A carona

Durante um bom tempo da minha vida profissional, minhas atividades estavam concentradas em Rolante. Então, todos os dias, havia o deslocamento entre a Taquara e a “Capital Nacional da Cuca”.

Em alguns dias, a viagem era familiar, pois eu contava com a presença da esposa Gabriela e do filho Henrique: a mamãe também ia ao trabalho e o Henrique para a escola. Em outras tantas oportunidades, ainda tínhamos o Júlio Zolner como caroneiro, um amigo de longa data que, devido ao trabalho na Polícia Rodoviária Estadual, fazia muitos plantões noturnos e sempre estava no “bico” por uma carona. O Júlio como carona era garantia de conversa agradável, de papo sério, mas também boas risadas.

Além dessas pessoas, muitas vezes quem me acompanhava era um caroneiro virtual, o jornalista Ricardo Boechat, que trabalhava na Band e se revezava entre o rádio e a televisão. Boechat era daquelas pessoas que, caso estivesse presente fisicamente na nossa rotina diária, teria tudo para ser um grande amigo: era ácido e gentil ao mesmo tempo, de opiniões fortes, incisivo, sabia cobrar mas também propor.

Ah, que falta fazem mais pessoas como Boechat. O jornalista partiu precocemente, vitimado em um acidente aéreo. Hoje, muitas de nossas redes são tomadas pelos analistas de Facebook, pelos especialistas de Instagram e pelos comentaristas de Whatsapp. Falta muita coerência, respeito e empatia; sobram discussões sem argumentos, palpites e polêmicas.

Eu sou daquelas pessoas que acredita que estamos sempre prontos para evoluir, ao mesmo tempo que seremos eternamente imperfeitos. Sim, bato na tecla da “melhoria contínua”, tema que extraí dos muitos cursos que fiz ligados a área de qualidade. Entretanto, estar pronto não quer dizer estar disposto. Porque para melhorarmos, é preciso entrega, é preciso disposição, é necessário esforço e planejamento. A velha história, é preciso dar o primeiro passo

É fato que, muitas vezes, acabamos pegando “carona” na apatia, na incerteza, até mesmo na desesperança ou na avaliação alheia (esta nem sempre coerente ou importante).

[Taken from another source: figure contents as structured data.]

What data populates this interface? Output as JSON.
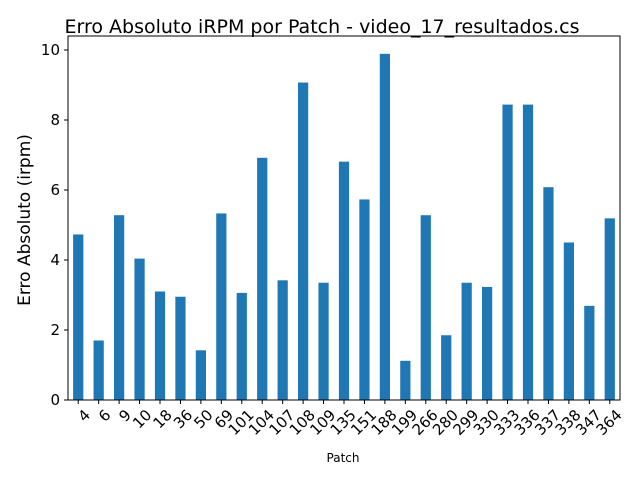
{
  "chart_data": {
    "type": "bar",
    "title": "Erro Absoluto iRPM por Patch - video_17_resultados.cs",
    "xlabel": "Patch",
    "ylabel": "Erro Absoluto (irpm)",
    "ylim": [
      0,
      10.4
    ],
    "yticks": [
      0,
      2,
      4,
      6,
      8,
      10
    ],
    "grid": false,
    "legend": "none",
    "bar_color": "#1f77b4",
    "categories": [
      "4",
      "6",
      "9",
      "10",
      "18",
      "36",
      "50",
      "69",
      "101",
      "104",
      "107",
      "108",
      "109",
      "135",
      "151",
      "188",
      "199",
      "266",
      "280",
      "299",
      "330",
      "333",
      "336",
      "337",
      "338",
      "347",
      "364"
    ],
    "values": [
      4.73,
      1.7,
      5.28,
      4.04,
      3.1,
      2.95,
      1.42,
      5.33,
      3.06,
      6.92,
      3.42,
      9.07,
      3.35,
      6.81,
      5.73,
      9.89,
      1.12,
      5.28,
      1.85,
      3.35,
      3.23,
      8.44,
      8.44,
      6.08,
      4.5,
      2.69,
      5.19
    ]
  }
}
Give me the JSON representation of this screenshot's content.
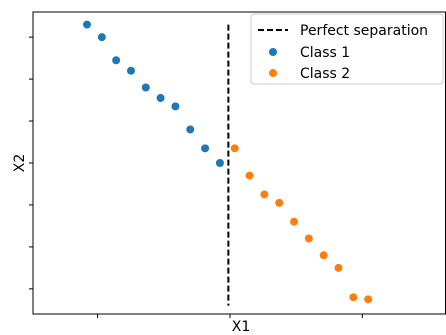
{
  "chart_data": {
    "type": "scatter",
    "xlabel": "X1",
    "ylabel": "X2",
    "xlim": [
      -3.72,
      4.08
    ],
    "ylim": [
      -3.6,
      3.6
    ],
    "tick_labels_shown": false,
    "grid": false,
    "legend_position": "top-right",
    "series": [
      {
        "name": "Class 1",
        "color": "#1f77b4",
        "points": [
          [
            -2.7,
            3.3
          ],
          [
            -2.42,
            3.0
          ],
          [
            -2.15,
            2.45
          ],
          [
            -1.87,
            2.2
          ],
          [
            -1.59,
            1.8
          ],
          [
            -1.31,
            1.55
          ],
          [
            -1.03,
            1.35
          ],
          [
            -0.75,
            0.8
          ],
          [
            -0.47,
            0.35
          ],
          [
            -0.19,
            0.0
          ]
        ]
      },
      {
        "name": "Class 2",
        "color": "#ff7f0e",
        "points": [
          [
            0.09,
            0.35
          ],
          [
            0.37,
            -0.3
          ],
          [
            0.65,
            -0.75
          ],
          [
            0.93,
            -0.95
          ],
          [
            1.21,
            -1.4
          ],
          [
            1.49,
            -1.8
          ],
          [
            1.77,
            -2.2
          ],
          [
            2.05,
            -2.5
          ],
          [
            2.33,
            -3.2
          ],
          [
            2.61,
            -3.25
          ]
        ]
      }
    ],
    "reference_line": {
      "name": "Perfect separation",
      "x": -0.03,
      "y_range": [
        -3.4,
        3.3
      ],
      "style": "dashed",
      "color": "#000000"
    }
  }
}
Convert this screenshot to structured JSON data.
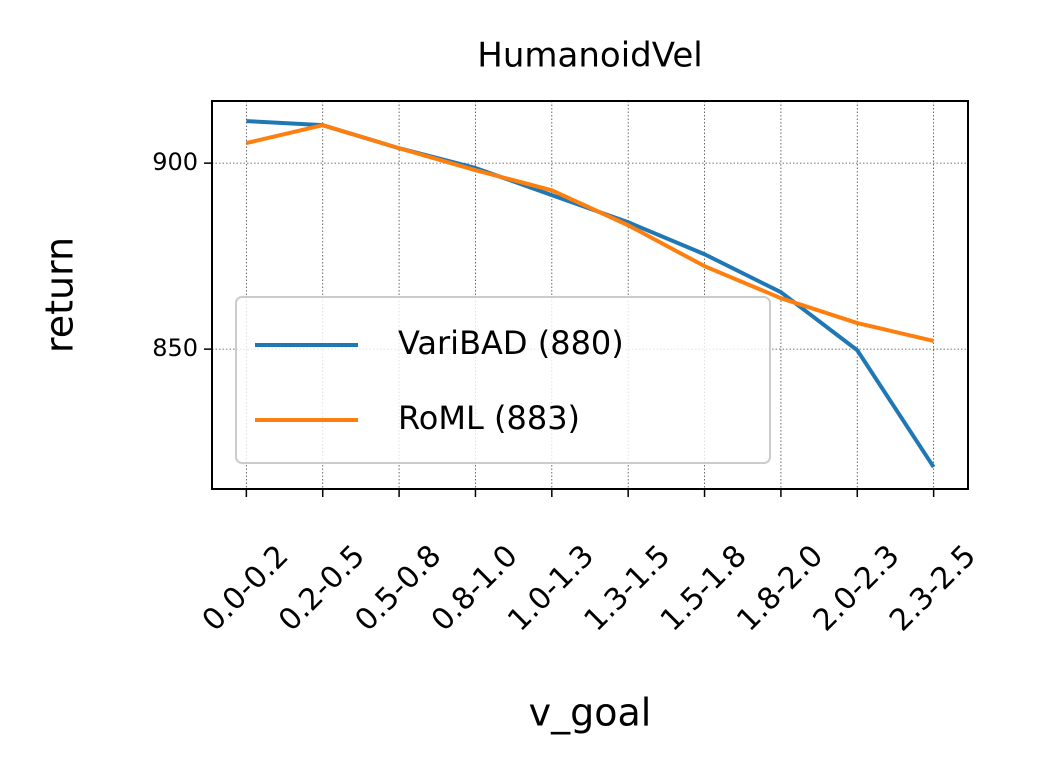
{
  "chart_data": {
    "type": "line",
    "title": "HumanoidVel",
    "x_label": "v_goal",
    "y_label": "return",
    "categories": [
      "0.0-0.2",
      "0.2-0.5",
      "0.5-0.8",
      "0.8-1.0",
      "1.0-1.3",
      "1.3-1.5",
      "1.5-1.8",
      "1.8-2.0",
      "2.0-2.3",
      "2.3-2.5"
    ],
    "series": [
      {
        "name": "VariBAD (880)",
        "color": "#1f77b4",
        "values": [
          911.3,
          910.2,
          904,
          898.7,
          891.4,
          884.1,
          875.5,
          865.3,
          849.7,
          818.3
        ]
      },
      {
        "name": "RoML (883)",
        "color": "#ff7f0e",
        "values": [
          905.4,
          910.2,
          904,
          898.1,
          892.7,
          883.3,
          872.3,
          863.7,
          857,
          852.2
        ]
      }
    ],
    "ylim": [
      812.4,
      916.7
    ],
    "yticks": [
      850,
      900
    ],
    "grid": true,
    "legend": "lower left"
  }
}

Sempre que eu ouvia o Boechat falando na rádio estabelecia-se uma sinergia, uma coisa boa, mesmo que o assunto fosse espinhoso. Era a realidade, tal qual como é hoje, com dias bons, outros ruins, mas num eterno ciclo de recomeço.

Hoje minha realidade é diferente, trabalho mais perto de casa, nem o rádio preciso ligar. Mas ando tentando sempre “dar carona” para uma palavra gentil, para um abraço (mesmo que virtual, nestes tempos pandêmicos), para a esperança e para a tentativa de ser melhor e fazer, ao menos para o mundo que “me rodeia”, um espaço um pouco melhor, também.

São tempos “bicudos’, com certeza. Tem dias que é difícil manter o otimismo ou não se deixar envolver por assuntos negativos. Mas digo, escrevo e repito: apesar de tudo, somos resilientes, capazes e criativos, é de nossa natureza.

Quando as condições relacionadas à pandemia permitirem retomarmos ao menos parte de nossa vida normal, que a gente possa convidar a alegria, a felicidade, as velhas e novas amizades, para uma carona. E que esse passeio em “boas companhias” nos leve a novos lugares, a novas experiências e aprendizados, para evoluirmos, sempre.